A proposed $140 billion government-run trust fund to pay claims from people injured by asbestos would have to borrow money in its early years of operation, and it might or might not have sufficient funds to pay all the claims submitted to it during its expected 50-year life span, according to a study by the Congressional Budget Office.

The CBO estimated that the total value of the claims submitted to the fund over the 50 years could be $120 billion to $150 billion, not including debt service and administrative costs. Defendant companies, their insurers and others are expected to pay up to $140 billion into the fund. But the CBO said payments "could be significantly less."

"Consequently, the fund may have sufficient resources to pay all asbestos claims over the next 50 years, but depending on claim rates, borrowing, and other factors, its resources may be insufficient to pay all such claims," the budget office concluded.

Chairman Arlen Specter (R-Pa.) of the Senate Judiciary Committee and Sen. Patrick J. Leahy (D-Vt.), the ranking minority member of the panel, which approved legislation in June to set up the fund, said they welcomed the CBO's analysis, which they said in a statement showed their bill "will raise sufficient funds to fairly compensate asbestos victims."

The two senators called it "reassuring to see CBO project $132 billion as adequate to pay the claims," which shows that "our legislation with $140 billion is reasonable and realistically calculated to cover the claims."

However, there remains much dissent about the measure, and its future is uncertain.

Michael E. Baroody, speaking for the Asbestos Alliance, a group of companies and trade groups in favor of the bill, saw "plenty of good news" in the CBO report and said, "It is important to remember that borrowing and related costs would be borne by contributors to the fund, not the federal government."

However, opponents called the report evidence that the trust fund wouldn't work.
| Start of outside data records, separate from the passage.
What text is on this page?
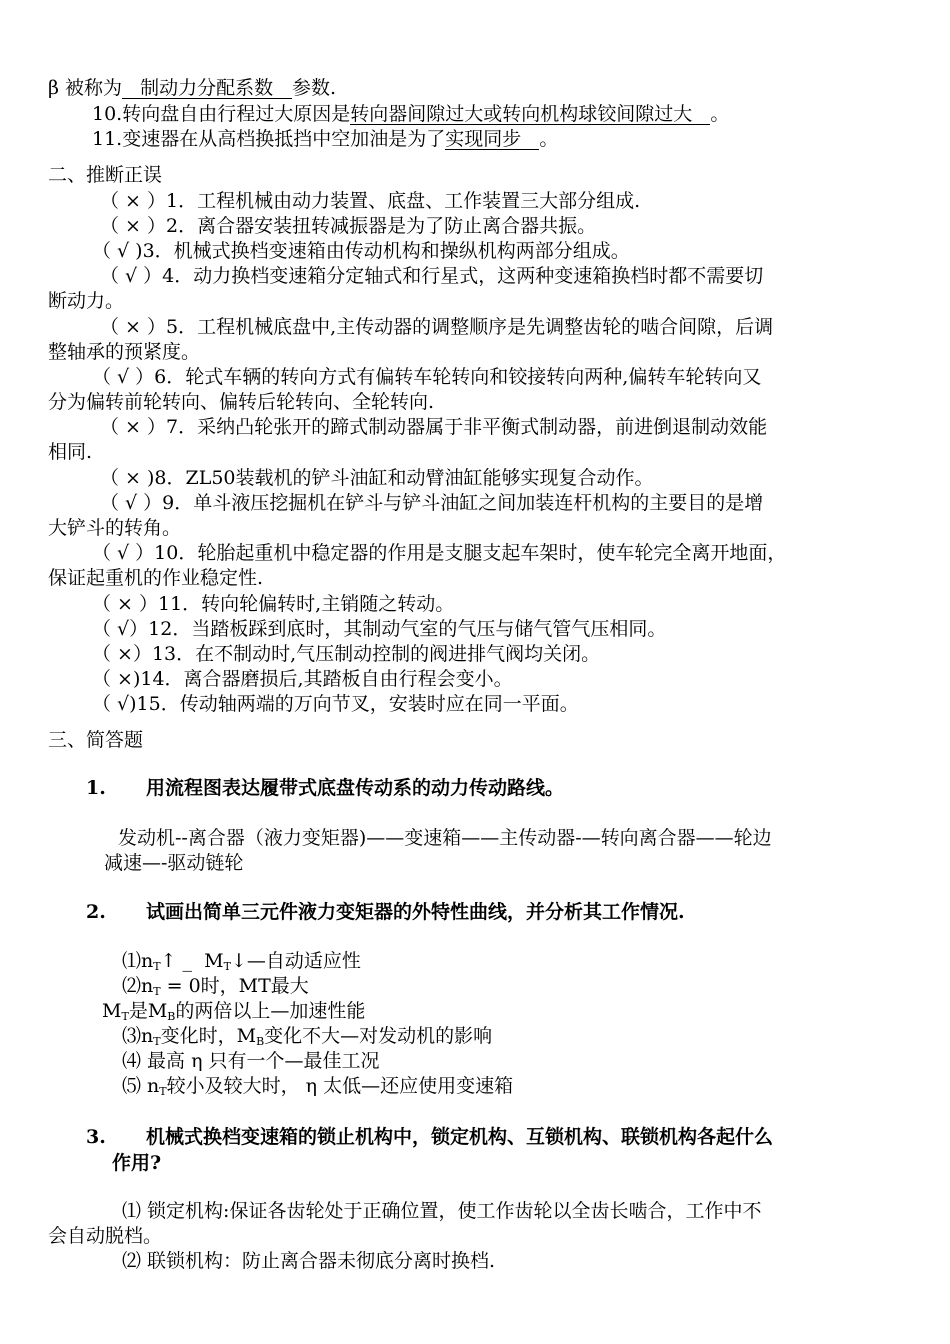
β 被称为 制动力分配系数 参数.
10.转向盘自由行程过大原因是转向器间隙过大或转向机构球铰间隙过大 。
11.变速器在从高档换抵挡中空加油是为了实现同步 。
二、推断正误
（ × ）1．工程机械由动力装置、底盘、工作装置三大部分组成.
（ × ）2．离合器安装扭转减振器是为了防止离合器共振。
（ √ )3．机械式换档变速箱由传动机构和操纵机构两部分组成。
（ √ ）4．动力换档变速箱分定轴式和行星式，这两种变速箱换档时都不需要切
断动力。
（ × ）5．工程机械底盘中,主传动器的调整顺序是先调整齿轮的啮合间隙，后调
整轴承的预紧度。
（ √ ）6．轮式车辆的转向方式有偏转车轮转向和铰接转向两种,偏转车轮转向又
分为偏转前轮转向、偏转后轮转向、全轮转向.
（ × ）7．采纳凸轮张开的蹄式制动器属于非平衡式制动器，前进倒退制动效能
相同.
（ × )8．ZL50装载机的铲斗油缸和动臂油缸能够实现复合动作。
（ √ ）9．单斗液压挖掘机在铲斗与铲斗油缸之间加装连杆机构的主要目的是增
大铲斗的转角。
（ √ ）10．轮胎起重机中稳定器的作用是支腿支起车架时，使车轮完全离开地面，
保证起重机的作业稳定性.
（ × ）11．转向轮偏转时,主销随之转动。
（ √）12．当踏板踩到底时，其制动气室的气压与储气管气压相同。
（ ×）13．在不制动时,气压制动控制的阀进排气阀均关闭。
（ ×)14．离合器磨损后,其踏板自由行程会变小。
（ √)15．传动轴两端的万向节叉，安装时应在同一平面。
三、简答题
1. 用流程图表达履带式底盘传动系的动力传动路线。
发动机--离合器（液力变矩器)——变速箱——主传动器-—转向离合器——轮边
减速—-驱动链轮
2. 试画出简单三元件液力变矩器的外特性曲线，并分析其工作情况.
$⑴n_T↑$ _  $M_T↓—$自动适应性
$⑵n_T = 0$时，MT最大
$M_T$是$M_B$的两倍以上—加速性能
$⑶n_T$变化时，$M_B$变化不大—对发动机的影响
⑷ 最高 η 只有一个—最佳工况
⑸ $n_T$较小及较大时， η 太低—还应使用变速箱
3. 机械式换档变速箱的锁止机构中，锁定机构、互锁机构、联锁机构各起什么
作用?
⑴ 锁定机构:保证各齿轮处于正确位置，使工作齿轮以全齿长啮合，工作中不
会自动脱档。
⑵ 联锁机构：防止离合器未彻底分离时换档.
"This proposal would place all the burden on asbestos victims, denying thousands the help they need to cope with the devastating health and financial consequences of asbestos-related cancer," said Kenneth M. Suggs, president of the Association of Trial Lawyers of America.

As approved by the committee, the bill would pay victims of asbestos amounts ranging from $25,000 to $1.1 million, depending on the seriousness of their disease. Future claims and pending suits against companies would be halted and the cases shifted to the trust fund.

The CBO said it expects that in the first 10 years the fund would collect about $63 billion for insurers and companies with asbestos claims and would pay out nearly $70 billion in claims and other costs. CBO estimated that the fund would have to borrow the rest.

Claims would taper off in later years, however, making it possible for the fund to meet all its obligations, the agency said.

Asbestos-related ailments have sickened tens of thousands of Americans, mostly workers but sometimes their families as well, with a variety of lung ailments, including a fast-moving and usually fatal form of cancer known as mesothelioma.

These ailments have sparked thousands of lawsuits, resulting in billions of dollars in damages awarded. Some 77 companies have been forced into bankruptcy.

Congress has been struggling for years to resolve the asbestos liability problem. All previous efforts have foundered over costs, allocation of damages and other issues.

Sens. Arlen Specter, left, and Patrick J. Leahy, backers of pending legislation creating an asbestos trust fund, say a CBO analysis confirms their estimates.